Laviolette was able to improve the team in many areas in just his first season in the Music City. The goals for per game went up, goals against came down, and the penalty kill increased ever so slightly. There were visible gains — you could see by watching the team play that Nashville was better off with the coaching switch and the stats supported the eye test.
Related: Revisiting the Predators’ Trotz Era
However, with Hynes there’s been no real improvement. In the 41 games to start the 2019-20 season, before Laviolette was fired, the Predators averaged 3.27 goals against, they converted 16.8% of their power-play opportunities and they killed off 74.1% of the penalties they committed. In the 43 games that Hynes has been in charge, the Predators have averaged 3.07 goals against, converted 16.7% of their power plays and killed 74.5% of their penalties.
So, as you can see, there is very little difference in the major stat categories. The biggest difference in Hynes’ favor was the improvement of the goals against average, dropping from 3.27 to 3.07. It’s not a big difference, but it’s a difference. However, what you’ve probably noticed is the fact that their goals for per game wasn’t mentioned. Well, that’s the significant discrepancy, one that has not been kind to the current coach, and it makes the ground he made up in the goals against department less impactful.
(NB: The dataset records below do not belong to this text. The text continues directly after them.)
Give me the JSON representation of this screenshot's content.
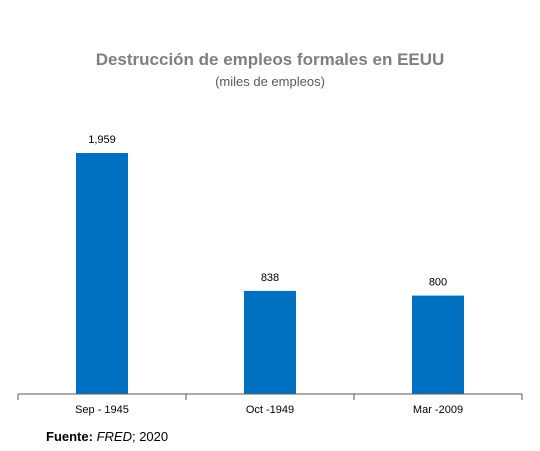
{
  "colors": {
    "bar": "#0070c0",
    "axis": "#595959",
    "label": "#000000"
  },
  "chart_data": {
    "type": "bar",
    "title": "Destrucción de empleos formales en EEUU",
    "subtitle": "(miles de empleos)",
    "categories": [
      "Sep - 1945",
      "Oct -1949",
      "Mar -2009"
    ],
    "values": [
      1959,
      838,
      800
    ],
    "value_labels": [
      "1,959",
      "838",
      "800"
    ],
    "xlabel": "",
    "ylabel": "",
    "ylim": [
      0,
      2000
    ],
    "grid": false,
    "legend": "none"
  },
  "source": {
    "label": "Fuente:",
    "name": "FRED",
    "year": "; 2020"
  }
}
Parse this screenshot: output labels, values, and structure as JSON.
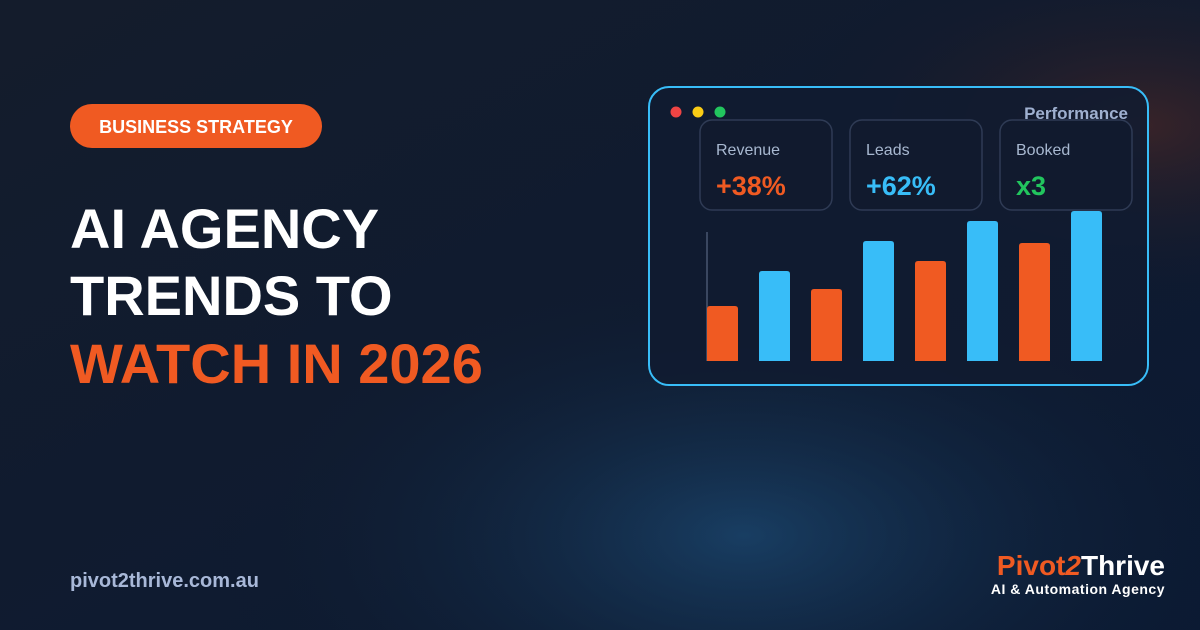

Again, using the same time span, the Predators were averaging 3.44 goals per game, the sixth best mark in the league at the time of Laviolette’s firing. Since then — under Hynes — they are scoring at a rate of 2.47 per game, ranking them 27th leaguewide.
Star Power Fading?
But it’s not just team stats suffering under Hynes’ leadership.
Your best players need to be your best players if you want significant and sustained success. Using the start of the 2016-17 season, arguably the beginning of the Predators’ ascension, and capping the sample size just before Hynes was hired; Johansen, Forsberg, Arvidsson, Duchene, and Josi led the team in points per game. Those top-five leading players all had an average of 0.73 or higher. Since Hynes took over, they’ve all seen their points per game drop, with some more concerningly than others.
From the 2016-17 season to Laviolette’s firing, Johansen had a points-per-game average of 0.73. Since the coaching change, the centerman has seen a catastrophic collapse, now averaging just 0.38. Arvidsson, arguably one of the team’s best scorers, has experienced a decline from 0.77 to 0.40. Finally, the player who had incredible hype before arriving in Nashville, Duchene only played 38 games for the Predators when Laviolette was in charge, but during that time he registered 0.74 points per game. Since the switch, he owns a 0.51 average.
Yes, of course the individual players own some responsibility with their lower production. However, when there’s a decline among the top-five players, especially considering they were all capable of recording respectable stats pre-Hynes, the coach must own the majority of the blame.
Head coaches in Nashville usually have fairly long leashes. When there’s a shakeup at the leadership level, sometimes things get worse before they get better. However, midseason changes — as Hynes was — are usually to stop a slide or to see instant improvement. If the Predators were regressing under Laviolette, then they’re free falling under Hynes.